Insurance group Legal & General has warned that the economic recovery risks being derailed by political and regulatory uncertainty.
However, the firm said it had turned in a strong performance during the first two months of the year and said shareholders were in line for a 22 per cent hike in dividends.
Chief executive Nigel Wilson, pictured below, said the firm, which bought a stake in Edinburgh-based builder Cala Homes last year, was “actively seeking” to invest its share of a £25 billion warchest that the insurance industry has pledged for infrastructure and housing projects.
L&G more than doubled its spending on direct investments last year to £2.9bn, up from £1.4bn in 2012, putting cash into projects such as the development of the new Royal Liverpool University Hospital and the purchase of a 46.5 per cent stake in Cala that valued the housebuilder at £210 million.
However, concerns over the withdrawal of stimulus measures such as the Federal Reserve’s money-printing programme could dent confidence among companies, Wilson said.
The US central bank’s move to start “tapering” the amount of cash it pumps into the economy, from $75bn (£45bn) in January to $65bn last month, sent a series of shockwaves through emerging markets.
Wilson said: “There is inherent uncertainty as the ‘monetary methadone’ of quantitative easing is withdrawn, and the possibility of further ‘butterfly-wing’ effects for emerging markets and the Eurozone.
“The single largest risk to economic progress remains the persistent backdrop of political and regulatory uncertainty, which could undermine the confidence of businesses to invest for long-term growth in the UK.”
Wilson’s comments came as L&G reported a 7 per cent increase in operating profits to almost £1.16bn for 2013, ahead of City hopes, with net cash generation rising 16 per cent to £1bn.
Assets under management at its fund management arm, Legal & General Investment Management, rose 11 per cent to £450bn.
Yesterday’s results showed the group has been reaping the rewards of the auto-enrolment programme, with workplace pensions assets surging 45 per cent to £8.7bn as the number of people enrolled into company pension schemes more than doubled to 903,000.

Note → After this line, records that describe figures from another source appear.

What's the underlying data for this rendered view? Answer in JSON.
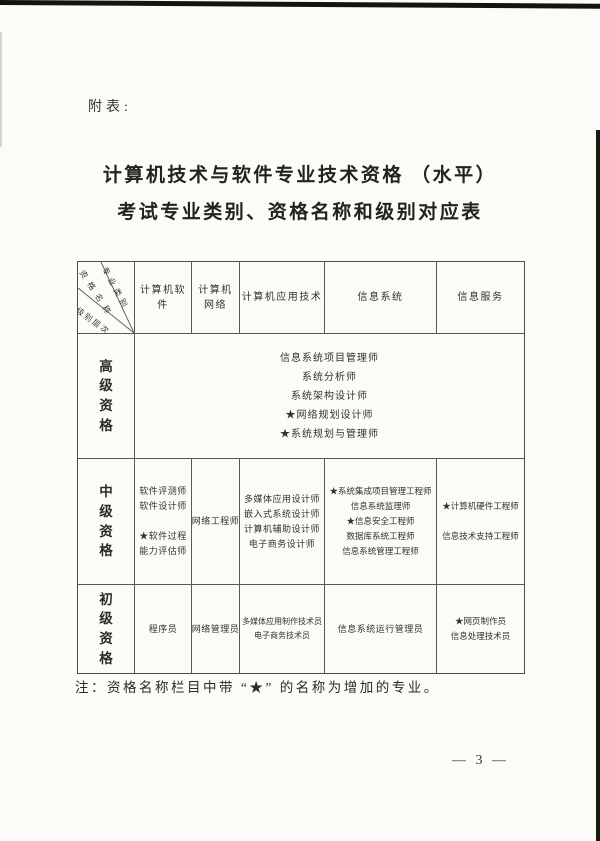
{
  "page": {
    "attachment_label": "附表:",
    "title_line1": "计算机技术与软件专业技术资格 （水平）",
    "title_line2": "考试专业类别、资格名称和级别对应表",
    "note": "注：资格名称栏目中带 “★” 的名称为增加的专业。",
    "page_number": "— 3 —"
  },
  "table": {
    "corner": {
      "top_label": "专业类别",
      "middle_label": "资格名称",
      "bottom_label": "级别层次"
    },
    "columns": {
      "software": "计算机软件",
      "network": "计算机\n网络",
      "application": "计算机应用技术",
      "system": "信息系统",
      "service": "信息服务"
    },
    "rows": {
      "senior": {
        "level": "高级资格",
        "items": [
          "信息系统项目管理师",
          "系统分析师",
          "系统架构设计师",
          "★网络规划设计师",
          "★系统规划与管理师"
        ]
      },
      "middle": {
        "level": "中级资格",
        "software": [
          "软件评测师",
          "软件设计师",
          "",
          "★软件过程",
          "能力评估师"
        ],
        "network": [
          "网络工程师"
        ],
        "application": [
          "多媒体应用设计师",
          "嵌入式系统设计师",
          "计算机辅助设计师",
          "电子商务设计师"
        ],
        "system": [
          "★系统集成项目管理工程师",
          "信息系统监理师",
          "★信息安全工程师",
          "数据库系统工程师",
          "信息系统管理工程师"
        ],
        "service": [
          "★计算机硬件工程师",
          "",
          "信息技术支持工程师"
        ]
      },
      "junior": {
        "level": "初级资格",
        "software": [
          "程序员"
        ],
        "network": [
          "网络管理员"
        ],
        "application": [
          "多媒体应用制作技术员",
          "电子商务技术员"
        ],
        "system": [
          "信息系统运行管理员"
        ],
        "service": [
          "★网页制作员",
          "信息处理技术员"
        ]
      }
    }
  }
}
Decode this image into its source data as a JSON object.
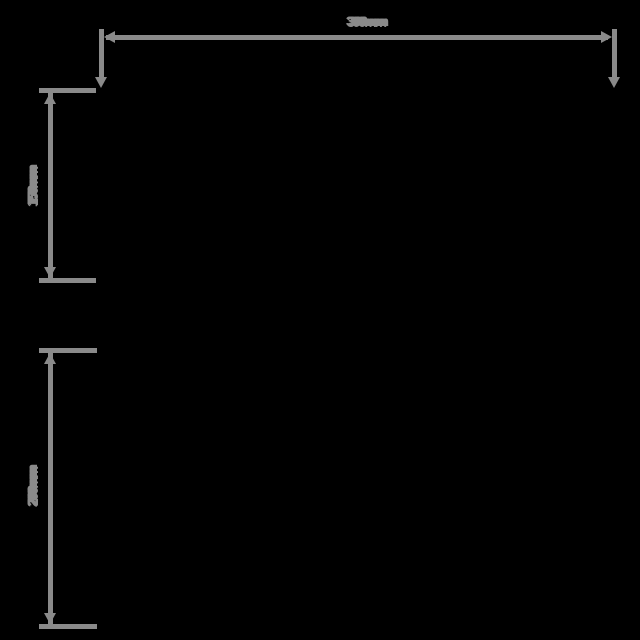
{
  "drawing": {
    "background_color": "#000000",
    "line_color": "#8a8a8a",
    "unit": "mm"
  },
  "dimensions": [
    {
      "id": "overall-width",
      "label": "300mm",
      "orientation": "horizontal"
    },
    {
      "id": "upper-height",
      "label": "150mm",
      "orientation": "vertical"
    },
    {
      "id": "lower-height",
      "label": "200mm",
      "orientation": "vertical"
    }
  ]
}
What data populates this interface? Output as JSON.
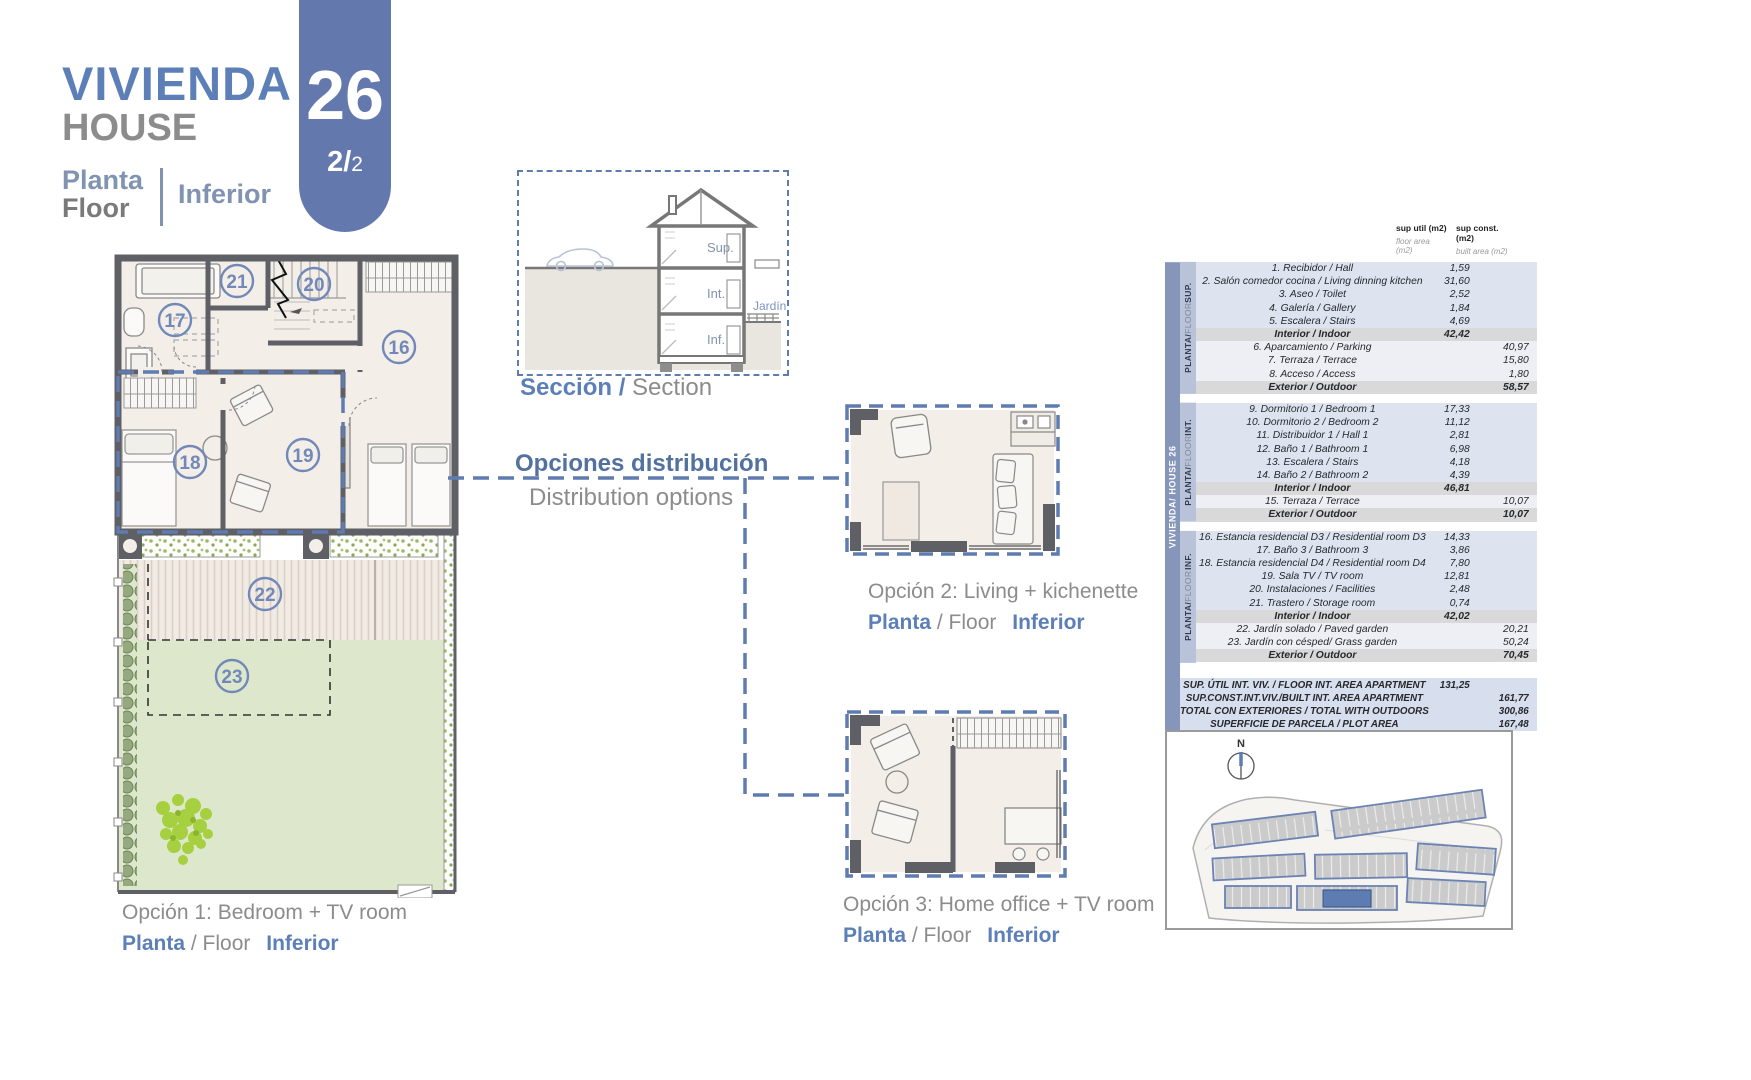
{
  "header": {
    "title_primary": "VIVIENDA",
    "title_secondary": "HOUSE",
    "unit_number": "26",
    "sheet_main": "2/",
    "sheet_sub": "2",
    "floor_word_es": "Planta",
    "floor_word_en": "Floor",
    "floor_name": "Inferior"
  },
  "section_view": {
    "floor_labels": {
      "sup": "Sup.",
      "int": "Int.",
      "inf": "Inf."
    },
    "garden_label": "Jardín",
    "caption_es": "Sección /",
    "caption_en": "Section"
  },
  "options_heading": {
    "es": "Opciones distribución",
    "en": "Distribution options"
  },
  "floor_plan": {
    "rooms": {
      "r16": "16",
      "r17": "17",
      "r18": "18",
      "r19": "19",
      "r20": "20",
      "r21": "21",
      "r22": "22",
      "r23": "23"
    }
  },
  "captions": {
    "option1": "Opción 1: Bedroom + TV room",
    "option2": "Opción 2: Living + kichenette",
    "option3": "Opción 3: Home office + TV room",
    "floor_es": "Planta",
    "floor_mid": "/ Floor",
    "floor_name": "Inferior"
  },
  "area_table": {
    "headers": {
      "col_util_bold": "sup util (m2)",
      "col_util_light": "floor area (m2)",
      "col_const_bold": "sup const. (m2)",
      "col_const_light": "built area (m2)"
    },
    "house_band": "VIVIENDA/ HOUSE 26",
    "sections": [
      {
        "band": [
          "PLANTA/",
          "FLOOR",
          "SUP."
        ],
        "rows": [
          {
            "label": "1. Recibidor / Hall",
            "u": "1,59",
            "c": "",
            "k": "r"
          },
          {
            "label": "2. Salón comedor cocina / Living dinning kitchen",
            "u": "31,60",
            "c": "",
            "k": "r"
          },
          {
            "label": "3. Aseo / Toilet",
            "u": "2,52",
            "c": "",
            "k": "r"
          },
          {
            "label": "4. Galería / Gallery",
            "u": "1,84",
            "c": "",
            "k": "r"
          },
          {
            "label": "5. Escalera / Stairs",
            "u": "4,69",
            "c": "",
            "k": "r"
          },
          {
            "label": "Interior / Indoor",
            "u": "42,42",
            "c": "",
            "k": "t"
          },
          {
            "label": "6. Aparcamiento / Parking",
            "u": "",
            "c": "40,97",
            "k": "e"
          },
          {
            "label": "7. Terraza / Terrace",
            "u": "",
            "c": "15,80",
            "k": "e"
          },
          {
            "label": "8. Acceso / Access",
            "u": "",
            "c": "1,80",
            "k": "e"
          },
          {
            "label": "Exterior / Outdoor",
            "u": "",
            "c": "58,57",
            "k": "t"
          }
        ]
      },
      {
        "band": [
          "PLANTA/",
          "FLOOR",
          "INT."
        ],
        "rows": [
          {
            "label": "9. Dormitorio 1 / Bedroom 1",
            "u": "17,33",
            "c": "",
            "k": "r"
          },
          {
            "label": "10. Dormitorio 2 / Bedroom 2",
            "u": "11,12",
            "c": "",
            "k": "r"
          },
          {
            "label": "11. Distribuidor 1 / Hall 1",
            "u": "2,81",
            "c": "",
            "k": "r"
          },
          {
            "label": "12. Baño 1 / Bathroom 1",
            "u": "6,98",
            "c": "",
            "k": "r"
          },
          {
            "label": "13. Escalera / Stairs",
            "u": "4,18",
            "c": "",
            "k": "r"
          },
          {
            "label": "14. Baño 2 / Bathroom 2",
            "u": "4,39",
            "c": "",
            "k": "r"
          },
          {
            "label": "Interior / Indoor",
            "u": "46,81",
            "c": "",
            "k": "t"
          },
          {
            "label": "15. Terraza / Terrace",
            "u": "",
            "c": "10,07",
            "k": "e"
          },
          {
            "label": "Exterior / Outdoor",
            "u": "",
            "c": "10,07",
            "k": "t"
          }
        ]
      },
      {
        "band": [
          "PLANTA/",
          "FLOOR",
          "INF."
        ],
        "rows": [
          {
            "label": "16. Estancia residencial D3 / Residential room D3",
            "u": "14,33",
            "c": "",
            "k": "r"
          },
          {
            "label": "17. Baño 3 / Bathroom 3",
            "u": "3,86",
            "c": "",
            "k": "r"
          },
          {
            "label": "18. Estancia residencial D4 / Residential room D4",
            "u": "7,80",
            "c": "",
            "k": "r"
          },
          {
            "label": "19. Sala TV / TV room",
            "u": "12,81",
            "c": "",
            "k": "r"
          },
          {
            "label": "20. Instalaciones / Facilities",
            "u": "2,48",
            "c": "",
            "k": "r"
          },
          {
            "label": "21. Trastero / Storage room",
            "u": "0,74",
            "c": "",
            "k": "r"
          },
          {
            "label": "Interior / Indoor",
            "u": "42,02",
            "c": "",
            "k": "t"
          },
          {
            "label": "22. Jardín solado / Paved garden",
            "u": "",
            "c": "20,21",
            "k": "e"
          },
          {
            "label": "23. Jardín con césped/ Grass garden",
            "u": "",
            "c": "50,24",
            "k": "e"
          },
          {
            "label": "Exterior / Outdoor",
            "u": "",
            "c": "70,45",
            "k": "t"
          }
        ]
      }
    ],
    "summary": [
      {
        "label": "SUP. ÚTIL INT. VIV. / FLOOR INT. AREA APARTMENT",
        "u": "131,25",
        "c": ""
      },
      {
        "label": "SUP.CONST.INT.VIV./BUILT INT. AREA APARTMENT",
        "u": "",
        "c": "161,77"
      },
      {
        "label": "TOTAL CON EXTERIORES / TOTAL WITH OUTDOORS",
        "u": "",
        "c": "300,86"
      },
      {
        "label": "SUPERFICIE DE PARCELA / PLOT AREA",
        "u": "",
        "c": "167,48"
      }
    ]
  },
  "site_plan": {
    "north_label": "N"
  }
}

Eamonn Flanagan, analyst at Shore Capital, said: “We reiterate our ‘buy’ recommendation on this well-positioned business.”
L&G also revealed a £12m hit from the extreme wet weather and recent flooding across parts of the UK, but the bill is far lower than its larger home insurance rivals – Direct Line last week said it was expecting a hit of up to £90m from the storms and floods since the start of the year.
L&G’s board proposed a final dividend of 6.9p a share, to be paid on 4 June, lifting the full-year payout by 22 per cent to 9.3p.